Dan Murtaugh

Kristen and I found our way to St. Paul’s and the Episcopal Church by way of Kristen’s sister Polly and her husband Peter Pook, members of St. Paul’s until they moved to Ontario several years ago. They asked us to join them at a service at 11:00 at which the chorus would make an unusual appearance, because at that time their usual service was at 9:30, when we had a regular tennis date with a good friend. So there was a family connection, the lure of good music, a compelling sermon by Chip Stokes, and (most of all) the congregation, many of whom we knew and all of whom radiated a welcoming happiness.

We were both raised as Catholics, and here I will take a turn to my own personal story. I lived in Winnetka, Illinois, with four siblings and wonderful parents who had an intellectually rich connection to their faith. Their library (we called it the “bookroom”) was amply stocked with the writings of the leading thinkers of the Catholic Church in the 1940s and 1950s. (I know they are still there, because of the good luck that my brother Michael still lives there with his wife Paula.) All of this led me naturally to take religion seriously as a subject of interest.

I went to a good Catholic grade school, taught by Dominican nuns who were a credit to their vocations. I heard rumors from time to time about Sister Whatsit who was mean and might even have slapped someone. But when I had her as a teacher (whoever she was), she was fine. Looking back, I recall hearing what I now recognize as doubtful legends about the childhood of Mary drawn from texts long ago judged to be apocryphal, but that was the way Catholicism was then and for centuries before. I also recall that, when I was around eleven, one or two of the sisters decided that I was called to be a priest. I am sure that this was because my religion was fostered by interesting conversations at home, and it showed up in the classroom.

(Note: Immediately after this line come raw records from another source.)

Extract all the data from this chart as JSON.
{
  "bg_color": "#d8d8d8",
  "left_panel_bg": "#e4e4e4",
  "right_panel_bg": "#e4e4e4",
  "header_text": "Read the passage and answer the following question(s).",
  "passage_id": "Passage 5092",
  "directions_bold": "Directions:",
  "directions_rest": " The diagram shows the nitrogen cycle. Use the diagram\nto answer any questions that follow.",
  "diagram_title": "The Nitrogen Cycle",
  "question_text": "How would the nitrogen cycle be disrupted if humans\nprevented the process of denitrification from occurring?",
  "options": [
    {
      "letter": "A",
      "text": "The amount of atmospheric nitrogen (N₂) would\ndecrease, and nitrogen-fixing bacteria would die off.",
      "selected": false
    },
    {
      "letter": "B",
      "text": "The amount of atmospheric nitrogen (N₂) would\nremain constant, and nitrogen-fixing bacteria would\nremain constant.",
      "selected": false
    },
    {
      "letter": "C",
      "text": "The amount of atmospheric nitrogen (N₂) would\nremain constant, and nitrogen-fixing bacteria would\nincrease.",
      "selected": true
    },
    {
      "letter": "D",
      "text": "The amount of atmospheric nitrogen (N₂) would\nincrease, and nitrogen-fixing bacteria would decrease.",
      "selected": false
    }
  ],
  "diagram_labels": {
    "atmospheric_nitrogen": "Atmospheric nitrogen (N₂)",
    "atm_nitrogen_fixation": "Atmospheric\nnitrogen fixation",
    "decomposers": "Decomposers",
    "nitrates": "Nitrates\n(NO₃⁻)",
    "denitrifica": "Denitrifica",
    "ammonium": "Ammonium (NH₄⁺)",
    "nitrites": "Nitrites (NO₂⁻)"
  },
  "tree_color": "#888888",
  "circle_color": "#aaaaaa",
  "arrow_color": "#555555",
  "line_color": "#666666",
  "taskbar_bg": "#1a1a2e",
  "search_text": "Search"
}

This was a problem because I had looked forward to marrying and raising a family. But if God was calling me to the priesthood, didn’t that mean I had to enlist? The question haunted me as our curate, Father John Fahey, took me and three other boys for a tour of Mundelein Seminary, his Alma Mater, in a somewhat distant suburb of Chicago, with the evident aim of nurturing out interest in following the path he had taken. But he also provided the solution in one of his very good religion classes. He said that one of the most important signs of a vocation was that you actually wanted to be a priest. Problem solved! And kudos to a good priest!

In my years in Catholic high school and college, my relationship with the Church remained strong, moving to the more progressive wing of the Church that eventually dominated the Second Vatican Council in the early 1960s, the Council that moved the liturgy from Latin to English and that began to find more common cause with Protestantism and Judaism. At about age nineteen, I took out a subscription to the liberal Catholic magazine Commonweal, which I have renewed faithfully ever since, becoming a “Commoweal Catholic” and eventually joining its Board of Directors, where I still serve.

As the years went by, the Vatican cooled toward the direction taken by the Second Vatican Council, and I learned that many of the attractively advanced Catholic thinkers whose writing enriched my parents’ bookroom had been sporadically policed by conservative elements in the Vatican establishment, sometimes even threatened with excommunication. This followed a pattern that went back to some very bad behavior in the nineteenth century and before, in which the Church had aligned itself with some of the most reactionary and repressive forces in Europe. And it appeared that the pattern persisted, never having gone away. My profession as a teacher specializing in medieval literature led me to the study of the development of the centralized monarchical papacy, and I gradually came to the conclusion that it was an insoluble problem, insoluble even by good popes. The recurring sexual scandals and their connection with the Church’s policy of mandatory priestly celibacy only confirmed this conviction.

So I was ready for a change, but one that preserved a continuity with the best features of the Catholic Church. One of these was a highly developed liturgy that responded to the injunction of Jesus at the Last Supper to “do this in remembrance of me,” not just to listen to good sermons. This entailed a central place for the Eucharist, but with a favorable difference. The Catholic Church now seems to me to have taken a wrong turn about a thousand years ago in concentrating on the priestly act of changing the bread and wine into the body and blood of Christ rather than the transformative act of all the congregation in acting on Christ’s invitation to “take and eat” the Eucharist. This focus on an object rather than a collective act led, I think, to a fetishization of the bread and wine and to an unfortunate mystification of the priesthood as a special caste separate from the laity.

So I have found a spiritual home at St. Paul’s. In a country that wisely separates church and state, it improves upon the best tendencies of the modern Catholic Church and distances itself from the worst tendencies of the Borgia popes on the one hand and King Henry VIII on the other. The historical situation of the two churches in my life, the preservation of the good and the mitigation of the bad in each of them, seems to me to reveal the workings of the Holy Spirit turning all things to good in ways we struggle to understand.